Crude oil led the way higher, surging more than 63 percent off of the intra-day low of $26.05 into a high of $42.29 set last week. Whenever the energy bulls lost enthusiasm, a random OPEC oil minster or political leader would drop a few choice comments, like on Feb. 25 when Qatar's energy minister, Mohammed Saleh Al Sada, said an output freeze could send prices back above the $50-a-barrel threshold within a year.
That's all under threat now as investors start to doubt the veracity of these two catalysts. On Wednesday, crude oil futures flashed a sell signal — based on a technical indicator called the parabolic stop-and-reverse — for the first time since early February as prices fell below the $40 threshold. Further declines look likely.
Oil's decline was blamed on headwinds from a lack of progress towards an OPEC/Russia deal — with the meeting already supposed to happen but now delayed to April — amid soaring inventory levels and a ramp up in Iranian output back toward pre-sanctions levels near 4 million barrels per day (see the chart below from Yardeni Research). According to the U.S. Energy Information Administration, crude oil stockpiles jumped 9.4 million barrels to a new record high, well ahead of the 3.1-million-barrel build that was expected.
The oversupply situation remains in full force, according to Yardeni, at levels not seen since February 1999. The growth is global oil demand is slowing. Oil production in the U.S. and Canada rose to a record high in February. Genscape, a provider of energy industry information, estimates that tanks in the Cushing, Oklahoma futures transfer hub are at operational capacity near 80 percent and could be full up — a so-called “tank tops" scenario — in June or July unless something changes.
A new wrinkle comes from the futures market, where many traders took advantage of the deep "contango" that was in play back in February — i.e., the large difference between cash oil prices and oil for delivery in the future, which incentivized "rolling" crude via on- and off-shore storage.

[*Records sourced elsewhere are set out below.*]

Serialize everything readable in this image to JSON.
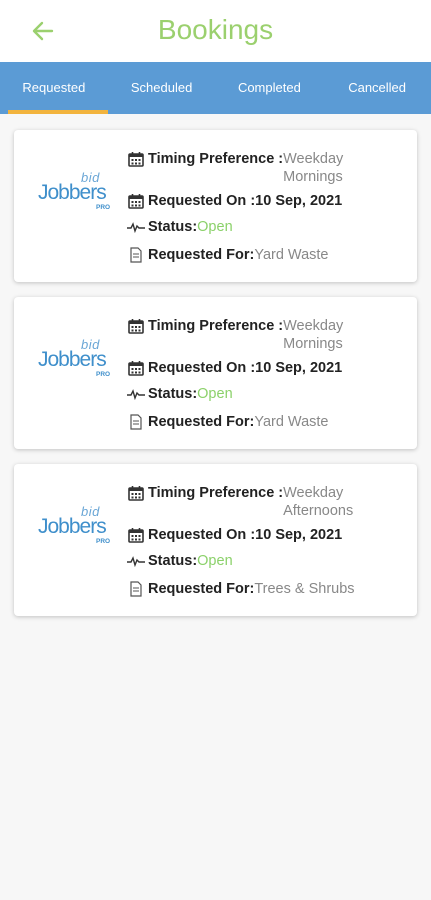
{
  "header": {
    "title": "Bookings",
    "back_icon": "arrow-left-icon",
    "accent_color": "#9bd06e"
  },
  "tabs": [
    {
      "label": "Requested",
      "active": true
    },
    {
      "label": "Scheduled",
      "active": false
    },
    {
      "label": "Completed",
      "active": false
    },
    {
      "label": "Cancelled",
      "active": false
    }
  ],
  "tab_bar_color": "#5b9bd5",
  "tab_indicator_color": "#f2b33d",
  "logo": {
    "text_bid": "bid",
    "text_jobbers": "Jobbers",
    "text_pro": "PRO"
  },
  "labels": {
    "timing": "Timing Preference :",
    "requested_on": "Requested On :",
    "status": "Status:",
    "requested_for": "Requested For:"
  },
  "bookings": [
    {
      "timing": "Weekday\nMornings",
      "requested_on": "10 Sep, 2021",
      "status": "Open",
      "requested_for": "Yard Waste"
    },
    {
      "timing": "Weekday\nMornings",
      "requested_on": "10 Sep, 2021",
      "status": "Open",
      "requested_for": "Yard Waste"
    },
    {
      "timing": "Weekday\nAfternoons",
      "requested_on": "10 Sep, 2021",
      "status": "Open",
      "requested_for": "Trees & Shrubs"
    }
  ],
  "status_color": "#8bd16a"
}
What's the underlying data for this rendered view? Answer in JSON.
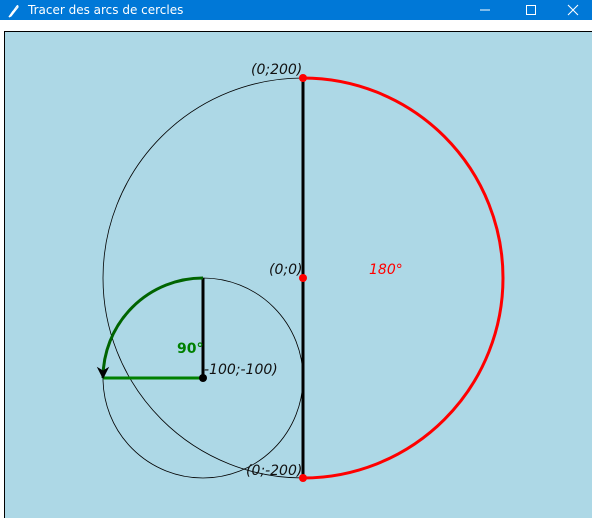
{
  "window": {
    "title": "Tracer des arcs de cercles",
    "app_icon": "feather-pen-icon",
    "controls": [
      "minimize-icon",
      "maximize-icon",
      "close-icon"
    ]
  },
  "canvas": {
    "background": "#add8e6",
    "points": [
      {
        "label": "(0;200)",
        "color": "#ff0000"
      },
      {
        "label": "(0;0)",
        "color": "#ff0000"
      },
      {
        "label": "(0;-200)",
        "color": "#ff0000"
      },
      {
        "label": "-100;-100)",
        "color": "#000000"
      }
    ],
    "arcs": [
      {
        "label": "180°",
        "color": "#ff0000"
      },
      {
        "label": "90°",
        "color": "#008000"
      }
    ]
  }
}
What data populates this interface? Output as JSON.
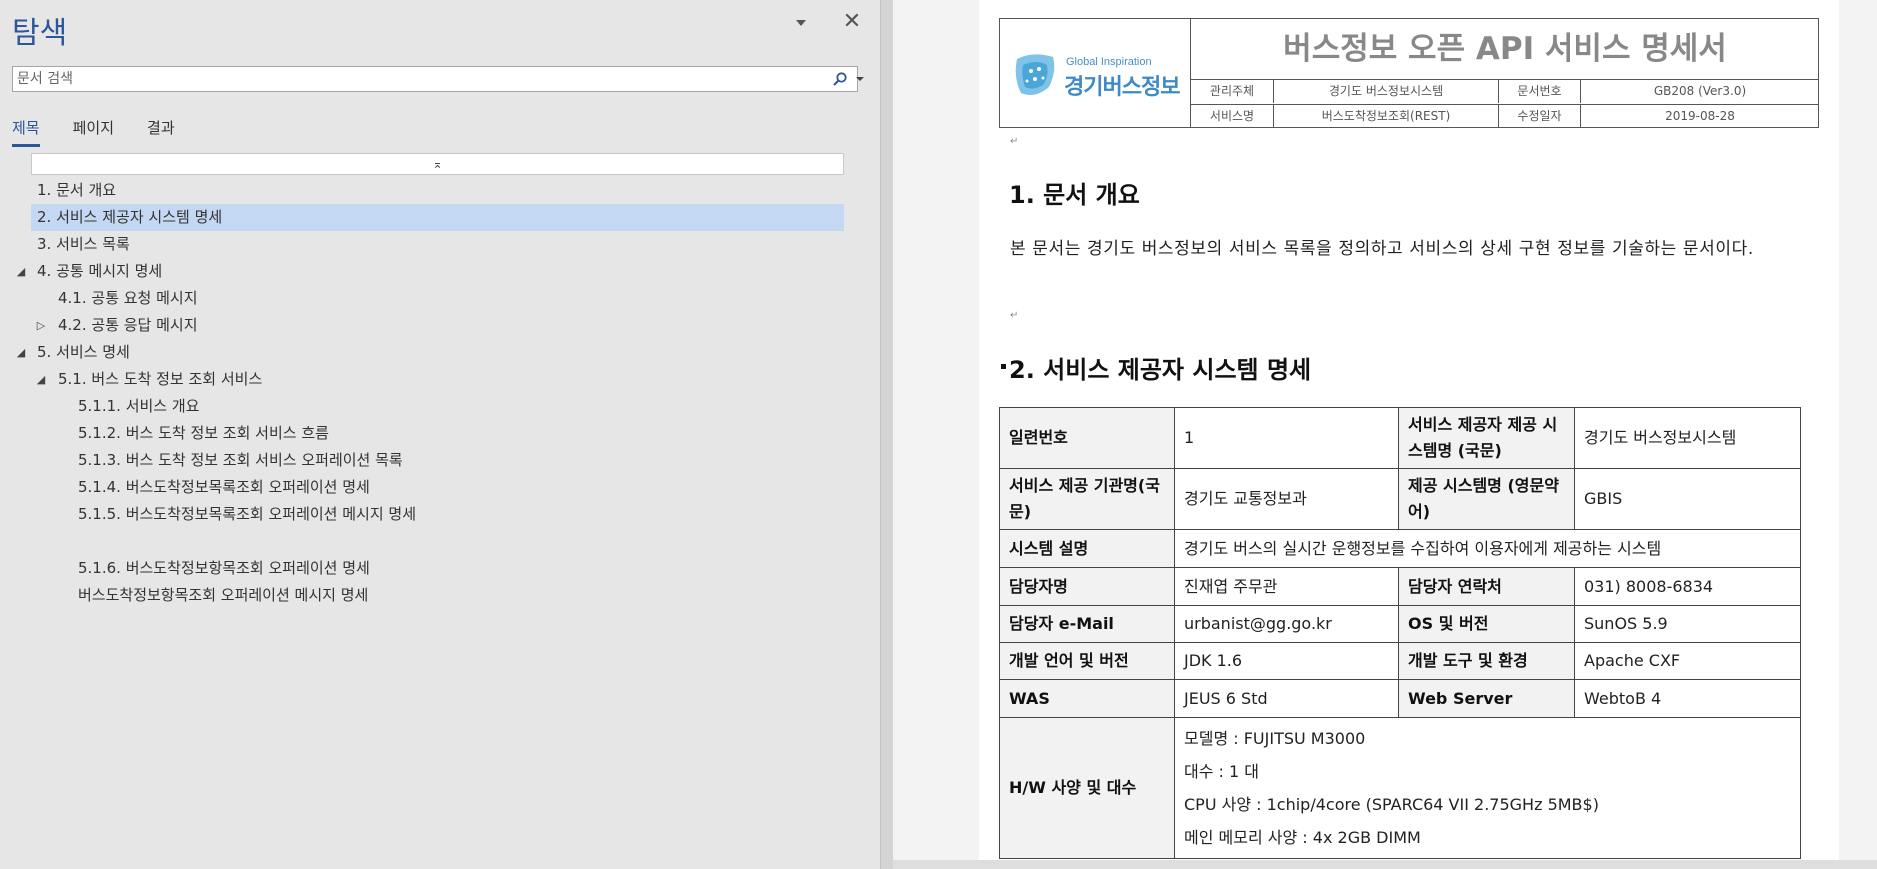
{
  "nav": {
    "title": "탐색",
    "search_placeholder": "문서 검색",
    "tabs": [
      "제목",
      "페이지",
      "결과"
    ],
    "top_marker": "⌅",
    "headings": [
      {
        "label": "1. 문서 개요"
      },
      {
        "label": "2. 서비스 제공자 시스템 명세"
      },
      {
        "label": "3. 서비스 목록"
      },
      {
        "label": "4. 공통 메시지 명세"
      },
      {
        "label": "4.1. 공통 요청 메시지"
      },
      {
        "label": "4.2. 공통 응답 메시지"
      },
      {
        "label": "5. 서비스 명세"
      },
      {
        "label": "5.1. 버스 도착 정보 조회 서비스"
      },
      {
        "label": "5.1.1. 서비스 개요"
      },
      {
        "label": "5.1.2. 버스 도착 정보 조회 서비스 흐름"
      },
      {
        "label": "5.1.3. 버스 도착 정보 조회 서비스 오퍼레이션 목록"
      },
      {
        "label": "5.1.4. 버스도착정보목록조회 오퍼레이션 명세"
      },
      {
        "label": "5.1.5. 버스도착정보목록조회 오퍼레이션 메시지 명세"
      },
      {
        "label": "5.1.6. 버스도착정보항목조회 오퍼레이션 명세"
      },
      {
        "label": "버스도착정보항목조회 오퍼레이션 메시지 명세"
      }
    ]
  },
  "doc": {
    "logo_tagline": "Global Inspiration",
    "logo_name": "경기버스정보",
    "title": "버스정보 오픈 API 서비스 명세서",
    "meta": {
      "owner_label": "관리주체",
      "owner_value": "경기도 버스정보시스템",
      "docno_label": "문서번호",
      "docno_value": "GB208 (Ver3.0)",
      "service_label": "서비스명",
      "service_value": "버스도착정보조회(REST)",
      "date_label": "수정일자",
      "date_value": "2019-08-28"
    },
    "section1_title": "1. 문서 개요",
    "section1_body": "본 문서는 경기도 버스정보의 서비스 목록을 정의하고 서비스의 상세 구현 정보를 기술하는 문서이다.",
    "section2_title": "2. 서비스 제공자 시스템 명세",
    "spec": {
      "serial_label": "일련번호",
      "serial_value": "1",
      "sysname_ko_label": "서비스 제공자 제공 시스템명 (국문)",
      "sysname_ko_value": "경기도 버스정보시스템",
      "org_label": "서비스 제공 기관명(국문)",
      "org_value": "경기도 교통정보과",
      "sysname_en_label": "제공 시스템명 (영문약어)",
      "sysname_en_value": "GBIS",
      "desc_label": "시스템 설명",
      "desc_value": "경기도 버스의 실시간 운행정보를 수집하여 이용자에게 제공하는 시스템",
      "manager_label": "담당자명",
      "manager_value": "진재엽 주무관",
      "contact_label": "담당자 연락처",
      "contact_value": "031) 8008-6834",
      "email_label": "담당자 e-Mail",
      "email_value": "urbanist@gg.go.kr",
      "os_label": "OS 및 버전",
      "os_value": "SunOS 5.9",
      "lang_label": "개발 언어 및 버전",
      "lang_value": "JDK 1.6",
      "tool_label": "개발 도구 및 환경",
      "tool_value": "Apache CXF",
      "was_label": "WAS",
      "was_value": "JEUS 6 Std",
      "web_label": "Web Server",
      "web_value": "WebtoB 4",
      "hw_label": "H/W 사양 및 대수",
      "hw_lines": [
        "모델명 : FUJITSU M3000",
        "대수 : 1 대",
        "CPU 사양 : 1chip/4core (SPARC64 VII   2.75GHz   5MB$)",
        "메인 메모리 사양 : 4x 2GB DIMM"
      ]
    }
  }
}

There is a cost inherent to this: The frictions of transportation, bunkering, insurance, brokering, etc. The arbitrage profit must also be juicy enough to compensate for the risk that prices move in the wrong direction.
But now, after cash oil prices rallied so strongly, Deutsche Bank analysts are noting a move to bring oil stored in offshore tankers back into the market. The risk-reward dynamic just isn't lucrative anymore. So traders are exiting their positions. According to the bank’s calculations, some 31 million barrels of oil are set to come onshore — which should be worth upwards of 330,000 barrels per day of additional incremental supply.

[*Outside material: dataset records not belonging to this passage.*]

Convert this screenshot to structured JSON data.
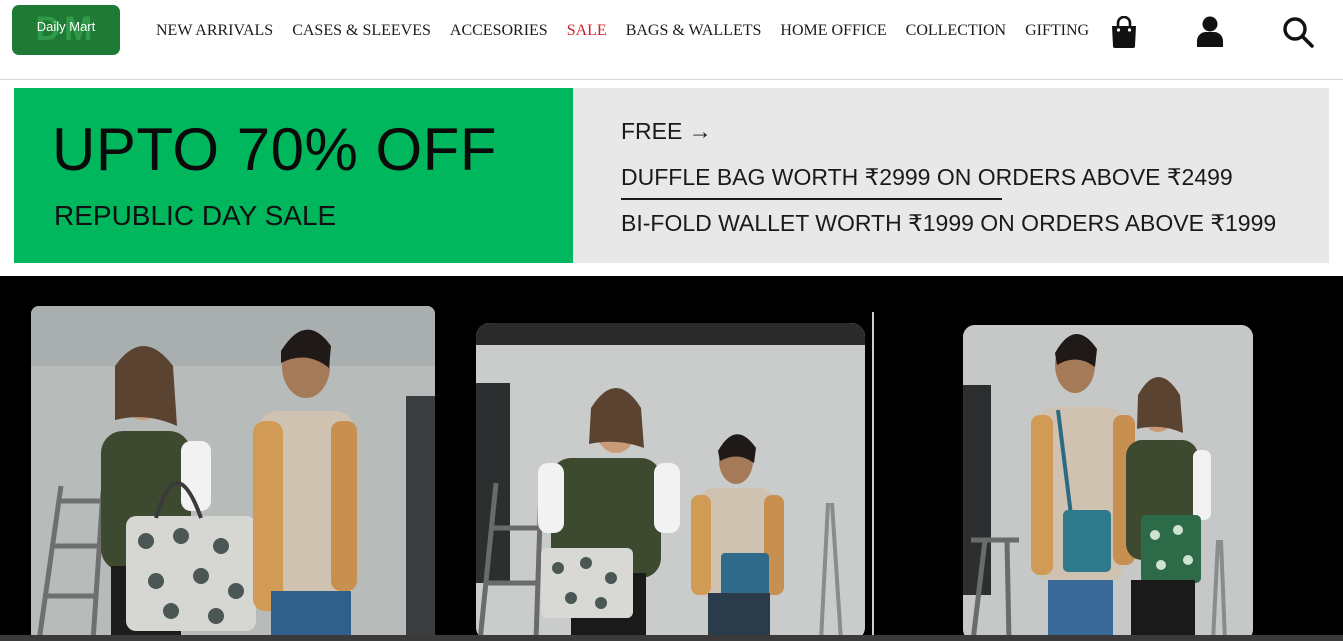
{
  "brand": {
    "monogram": "DM",
    "name": "Daily Mart",
    "color": "#1e7a35"
  },
  "nav": {
    "items": [
      {
        "label": "NEW ARRIVALS"
      },
      {
        "label": "CASES & SLEEVES"
      },
      {
        "label": "ACCESORIES"
      },
      {
        "label": "SALE",
        "highlight_color": "#d0212a"
      },
      {
        "label": "BAGS & WALLETS"
      },
      {
        "label": "HOME OFFICE"
      },
      {
        "label": "COLLECTION"
      },
      {
        "label": "GIFTING"
      }
    ]
  },
  "header_icons": [
    "shopping-bag-icon",
    "user-icon",
    "search-icon"
  ],
  "banner": {
    "headline": "UPTO 70% OFF",
    "subheadline": "REPUBLIC DAY SALE",
    "free_label": "FREE →",
    "offers": [
      "DUFFLE BAG WORTH ₹2999 ON ORDERS ABOVE ₹2499",
      "BI-FOLD WALLET WORTH ₹1999 ON ORDERS ABOVE ₹1999"
    ],
    "colors": {
      "left_bg": "#00b75e",
      "right_bg": "#e8e8e8"
    }
  },
  "gallery": {
    "photos": [
      {
        "subject": "two models with printed tote bag"
      },
      {
        "subject": "two models with laptop sleeves"
      },
      {
        "subject": "two models with crossbody bags"
      }
    ],
    "background": "#000000"
  }
}
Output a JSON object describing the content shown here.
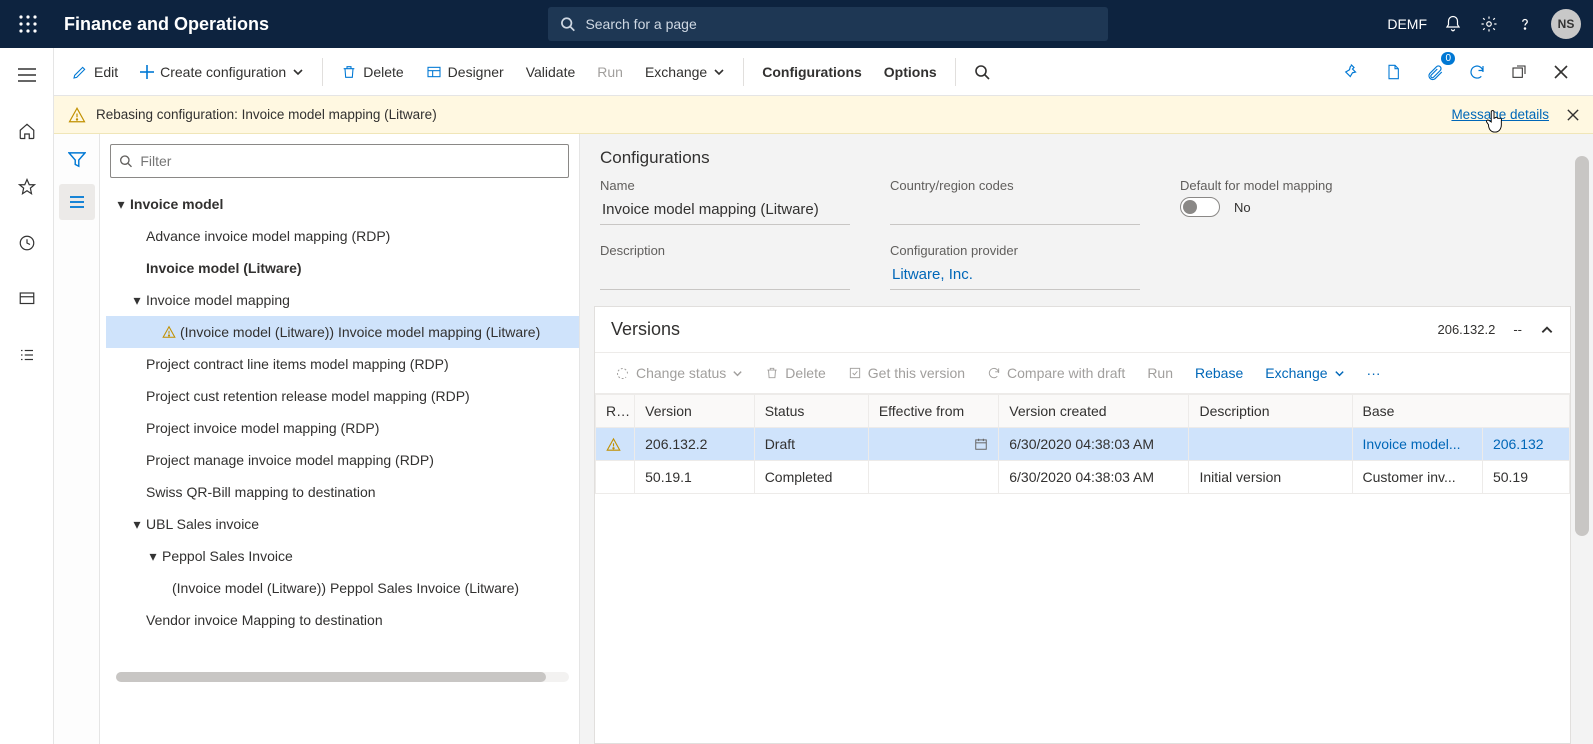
{
  "header": {
    "app_title": "Finance and Operations",
    "search_placeholder": "Search for a page",
    "company": "DEMF",
    "user_initials": "NS"
  },
  "actionbar": {
    "edit": "Edit",
    "create_config": "Create configuration",
    "delete": "Delete",
    "designer": "Designer",
    "validate": "Validate",
    "run": "Run",
    "exchange": "Exchange",
    "configurations": "Configurations",
    "options": "Options",
    "badge_count": "0"
  },
  "warning": {
    "text": "Rebasing configuration: Invoice model mapping (Litware)",
    "link": "Message details"
  },
  "filter": {
    "placeholder": "Filter"
  },
  "tree": {
    "root": "Invoice model",
    "n1": "Advance invoice model mapping (RDP)",
    "n2": "Invoice model (Litware)",
    "n3": "Invoice model mapping",
    "n3a": "(Invoice model (Litware)) Invoice model mapping (Litware)",
    "n4": "Project contract line items model mapping (RDP)",
    "n5": "Project cust retention release model mapping (RDP)",
    "n6": "Project invoice model mapping (RDP)",
    "n7": "Project manage invoice model mapping (RDP)",
    "n8": "Swiss QR-Bill mapping to destination",
    "n9": "UBL Sales invoice",
    "n9a": "Peppol Sales Invoice",
    "n9a1": "(Invoice model (Litware)) Peppol Sales Invoice (Litware)",
    "n10": "Vendor invoice Mapping to destination"
  },
  "details": {
    "section": "Configurations",
    "labels": {
      "name": "Name",
      "desc": "Description",
      "region": "Country/region codes",
      "provider": "Configuration provider",
      "default_mm": "Default for model mapping"
    },
    "values": {
      "name": "Invoice model mapping (Litware)",
      "provider": "Litware, Inc.",
      "default_mm_text": "No"
    }
  },
  "versions": {
    "title": "Versions",
    "head_version": "206.132.2",
    "head_sep": "--",
    "toolbar": {
      "change_status": "Change status",
      "delete": "Delete",
      "get": "Get this version",
      "compare": "Compare with draft",
      "run": "Run",
      "rebase": "Rebase",
      "exchange": "Exchange"
    },
    "columns": {
      "r": "R...",
      "version": "Version",
      "status": "Status",
      "effective": "Effective from",
      "created": "Version created",
      "desc": "Description",
      "base": "Base",
      "base2": ""
    },
    "rows": [
      {
        "warn": true,
        "version": "206.132.2",
        "status": "Draft",
        "effective": "",
        "created": "6/30/2020 04:38:03 AM",
        "desc": "",
        "base": "Invoice model...",
        "base_ver": "206.132"
      },
      {
        "warn": false,
        "version": "50.19.1",
        "status": "Completed",
        "effective": "",
        "created": "6/30/2020 04:38:03 AM",
        "desc": "Initial version",
        "base": "Customer inv...",
        "base_ver": "50.19"
      }
    ]
  }
}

Recent hawkish chatter from Federal Reserve officials — talking up the odds of an April rate hike when Wall Street didn't expect action until June at the earliest — is contributing to the energy pullback by strengthening the greenback in a way that hasn't been seen since the start of the dollar’s October-December rally.

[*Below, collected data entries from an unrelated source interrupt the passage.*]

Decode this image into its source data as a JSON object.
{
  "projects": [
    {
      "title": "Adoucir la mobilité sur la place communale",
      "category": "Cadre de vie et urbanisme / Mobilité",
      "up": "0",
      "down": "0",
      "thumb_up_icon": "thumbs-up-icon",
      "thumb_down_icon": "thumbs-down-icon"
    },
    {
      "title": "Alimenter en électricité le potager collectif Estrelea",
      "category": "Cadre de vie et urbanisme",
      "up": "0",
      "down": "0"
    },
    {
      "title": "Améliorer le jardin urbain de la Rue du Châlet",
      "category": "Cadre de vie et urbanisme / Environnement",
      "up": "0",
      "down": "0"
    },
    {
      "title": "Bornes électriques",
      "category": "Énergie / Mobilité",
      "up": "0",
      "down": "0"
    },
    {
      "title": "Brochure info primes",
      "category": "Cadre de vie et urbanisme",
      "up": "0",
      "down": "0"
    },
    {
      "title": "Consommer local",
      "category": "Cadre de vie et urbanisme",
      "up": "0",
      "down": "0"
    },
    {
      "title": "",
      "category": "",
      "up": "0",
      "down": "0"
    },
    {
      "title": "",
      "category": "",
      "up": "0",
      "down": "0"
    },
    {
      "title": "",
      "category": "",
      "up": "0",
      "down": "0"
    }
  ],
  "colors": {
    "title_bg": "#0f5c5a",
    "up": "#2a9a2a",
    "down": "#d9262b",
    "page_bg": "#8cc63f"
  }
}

St. Louis Fed President James Bullard made the case for the April rate hike after commenting that inflation is likely to soon overshoot the Fed’s target. He added that the unemployment rate, currently at an eight-year low of 4.9 percent, would likely fall to 4.5 percent later this year. The change in tone has been so severe, in contrast to last week's "dovish hold" decision by the Fed, that CNBC wondered whether Janet Yellen's leadership is under threat.
While a reversal in energy prices will put the damper on the recent stock rally, there is a clear silver lining: Gas prices, which blitzed more than 70 percent higher at wholesale over the last month and a half, should drop back to late February levels and give consumers a few more dollars in their pockets.